My first morning in a new city was sunny.
Today I had a cycle around the city centre, finding food shops, clothes shops, supermarkets second hand CD shops, a cycle store, and a drum shop, where the shop keeper talked to me for ages and taught me things I’d never known about cymbals. Also a book shop with paperback novels stacked to the ceiling because they’d run out of shelf space. The bike shop gave me a new light and some advice about cycling in my new city. They said to watch out for the tram lines- they’re not recessed into the ground properly and on a wet day, if you don’t cross them at a 90 degree angle, it can be dangerously slippy and could knock me off my bike.
Cycling is something I enjoy, and it’s a good way to get around. I’ve been able to ride a bike since I was about six, but only cycled regularly in the past year or so. I’m no bike expert. The Jennymobile was purchased at a Fair for £10 and has five gears, most of which I don’t use. It’s rare for me to cycle farther than four miles in the same day, so I’m not a particularly fit cyclist. I am also ignorant of the highway code. It’s good exercise and free transport which is faster than walking.

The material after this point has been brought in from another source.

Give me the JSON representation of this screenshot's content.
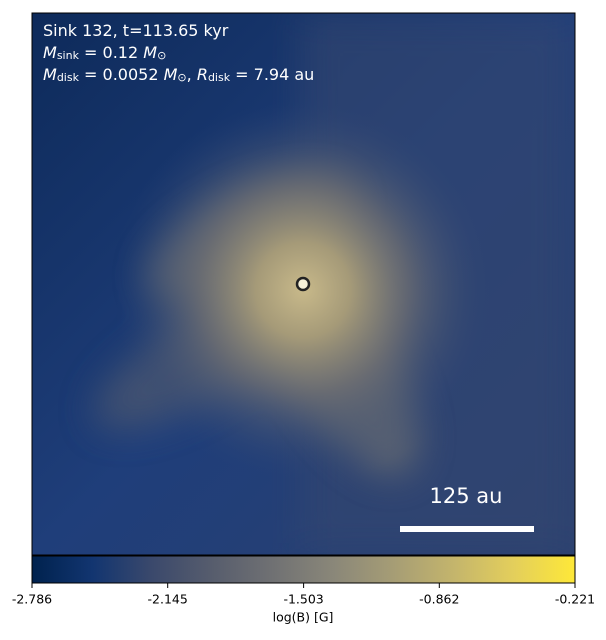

To be able to cycle safely on roads requires not just good hearing, but also accurate judgement of the direction and distance of sounds. Before Johansen IAS therapy, cycling on the roads would have been a stupid idea. I couldn’t identify the direction of sounds, or the size of the vehicle making them. When my hearing was at its worst, and most distorted, I had auditory hallucinations such as phantom bicycles on the empty pavement behind me when I walked. Traffic was just one solid block of deafening noise- not separated into sounds of individual vehicles as it is now. Because of my synaesthesia, in my mind’s eye, the solid block of traffic sound resulted in a solid block of coloured, rapidly moving shapes blocking the air above the road surface. This made crossing roads and dealing with traffic feel complicated and stressful. After Johansen IAS therapy, the solid block of sounds became more like pockets surrounding the vehicles, with a few sounds drifting through empty air gaps between vehicles. I’ve been meaning to draw this for a while, because the changes in my sound synaesthesia has reflected changes in my hearing. I’ll try post it in the pictures section soon, as well as adding it to this blog post.
Going to the Movement and Learning Centre was equally important to my cycling skills. Thanks to Ian, I have good balance and coordination and the confidence to cycle alongside traffic.

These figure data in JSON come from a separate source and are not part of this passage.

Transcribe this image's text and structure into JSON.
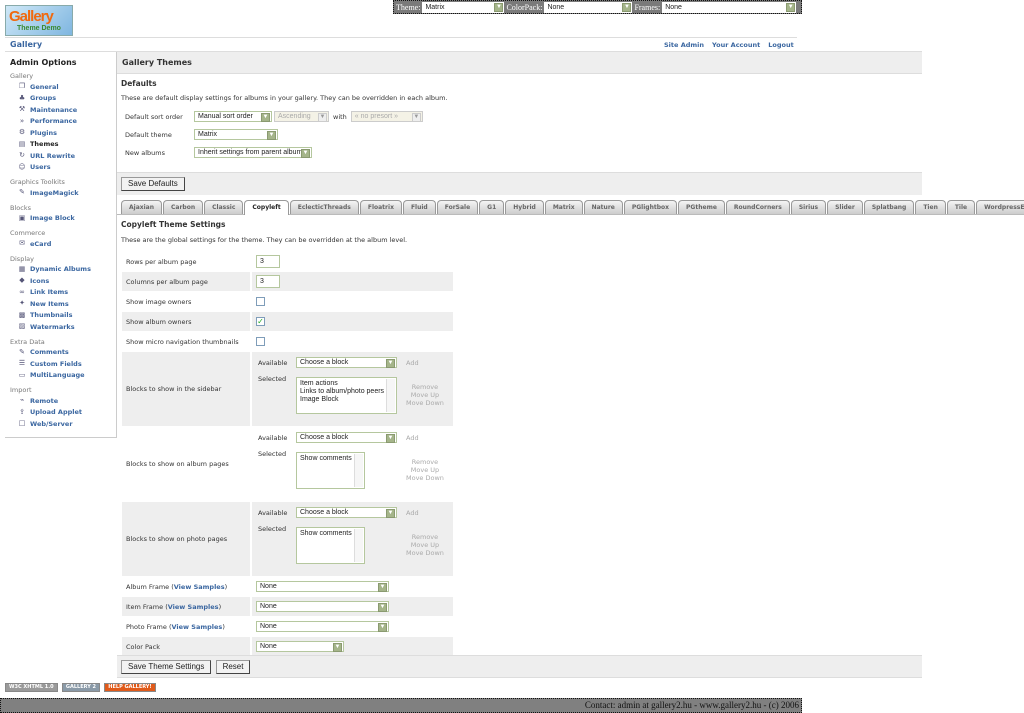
{
  "topbar": {
    "theme_label": "Theme:",
    "theme_value": "Matrix",
    "colorpack_label": "ColorPack:",
    "colorpack_value": "None",
    "frames_label": "Frames:",
    "frames_value": "None"
  },
  "logo": {
    "text": "Gallery",
    "subtext": "Theme Demo"
  },
  "breadcrumb": "Gallery",
  "header_links": [
    "Site Admin",
    "Your Account",
    "Logout"
  ],
  "sidebar": {
    "title": "Admin Options",
    "groups": [
      {
        "name": "Gallery",
        "items": [
          {
            "label": "General",
            "icon": "pages-icon"
          },
          {
            "label": "Groups",
            "icon": "groups-icon"
          },
          {
            "label": "Maintenance",
            "icon": "tools-icon"
          },
          {
            "label": "Performance",
            "icon": "performance-icon"
          },
          {
            "label": "Plugins",
            "icon": "plugins-icon"
          },
          {
            "label": "Themes",
            "icon": "themes-icon",
            "current": true
          },
          {
            "label": "URL Rewrite",
            "icon": "rewrite-icon"
          },
          {
            "label": "Users",
            "icon": "users-icon"
          }
        ]
      },
      {
        "name": "Graphics Toolkits",
        "items": [
          {
            "label": "ImageMagick",
            "icon": "imagemagick-icon"
          }
        ]
      },
      {
        "name": "Blocks",
        "items": [
          {
            "label": "Image Block",
            "icon": "image-block-icon"
          }
        ]
      },
      {
        "name": "Commerce",
        "items": [
          {
            "label": "eCard",
            "icon": "ecard-icon"
          }
        ]
      },
      {
        "name": "Display",
        "items": [
          {
            "label": "Dynamic Albums",
            "icon": "dynamic-albums-icon"
          },
          {
            "label": "Icons",
            "icon": "icons-icon"
          },
          {
            "label": "Link Items",
            "icon": "link-icon"
          },
          {
            "label": "New Items",
            "icon": "new-items-icon"
          },
          {
            "label": "Thumbnails",
            "icon": "thumbnails-icon"
          },
          {
            "label": "Watermarks",
            "icon": "watermark-icon"
          }
        ]
      },
      {
        "name": "Extra Data",
        "items": [
          {
            "label": "Comments",
            "icon": "comments-icon"
          },
          {
            "label": "Custom Fields",
            "icon": "custom-fields-icon"
          },
          {
            "label": "MultiLanguage",
            "icon": "multilanguage-icon"
          }
        ]
      },
      {
        "name": "Import",
        "items": [
          {
            "label": "Remote",
            "icon": "remote-icon"
          },
          {
            "label": "Upload Applet",
            "icon": "upload-applet-icon"
          },
          {
            "label": "Web/Server",
            "icon": "web-server-icon"
          }
        ]
      }
    ]
  },
  "main": {
    "title": "Gallery Themes",
    "defaults": {
      "title": "Defaults",
      "description": "These are default display settings for albums in your gallery. They can be overridden in each album.",
      "sort_label": "Default sort order",
      "sort_value": "Manual sort order",
      "sort_dir": "Ascending",
      "with_label": "with",
      "presort": "« no presort »",
      "theme_label": "Default theme",
      "theme_value": "Matrix",
      "new_albums_label": "New albums",
      "new_albums_value": "Inherit settings from parent album",
      "save_label": "Save Defaults"
    },
    "tabs": [
      "Ajaxian",
      "Carbon",
      "Classic",
      "Copyleft",
      "EclecticThreads",
      "Floatrix",
      "Fluid",
      "ForSale",
      "G1",
      "Hybrid",
      "Matrix",
      "Nature",
      "PGlightbox",
      "PGtheme",
      "RoundCorners",
      "Sirius",
      "Slider",
      "Splatbang",
      "Tien",
      "Tile",
      "WordpressEmbedded"
    ],
    "active_tab": "Copyleft",
    "settings": {
      "title": "Copyleft Theme Settings",
      "description": "These are the global settings for the theme. They can be overridden at the album level.",
      "rows_label": "Rows per album page",
      "rows_value": "3",
      "cols_label": "Columns per album page",
      "cols_value": "3",
      "image_owners_label": "Show image owners",
      "image_owners": false,
      "album_owners_label": "Show album owners",
      "album_owners": true,
      "micro_nav_label": "Show micro navigation thumbnails",
      "micro_nav": false,
      "available_label": "Available",
      "selected_label": "Selected",
      "choose": "Choose a block",
      "add": "Add",
      "remove": "Remove",
      "move_up": "Move Up",
      "move_down": "Move Down",
      "sidebar_blocks_label": "Blocks to show in the sidebar",
      "sidebar_blocks": [
        "Item actions",
        "Links to album/photo peers",
        "Image Block"
      ],
      "album_blocks_label": "Blocks to show on album pages",
      "album_blocks": [
        "Show comments"
      ],
      "photo_blocks_label": "Blocks to show on photo pages",
      "photo_blocks": [
        "Show comments"
      ],
      "album_frame_label": "Album Frame",
      "item_frame_label": "Item Frame",
      "photo_frame_label": "Photo Frame",
      "view_samples": "View Samples",
      "album_frame": "None",
      "item_frame": "None",
      "photo_frame": "None",
      "color_pack_label": "Color Pack",
      "color_pack": "None",
      "save_label": "Save Theme Settings",
      "reset_label": "Reset"
    }
  },
  "badges": [
    "W3C XHTML 1.0",
    "GALLERY 2",
    "HELP GALLERY!"
  ],
  "footer": "Contact: admin at gallery2.hu - www.gallery2.hu - (c) 2006",
  "colors": {
    "link": "#3a66a0",
    "panel": "#eeeeee",
    "input_border": "#b5c79e"
  }
}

Despite my wonderful new hearing skills, I still dress brightly to be safe, and take care on the roads. My bike has bright lights, front and back, and I wear a retina-singeing reflective yellow anti-death jacket.
Usually, I go on cycle trips for food-gathering purposes. Since I am the engine of the Jennymobile, it’s important to eat lots. I found a large supermarket about a mile from the flat and had my first big food shop.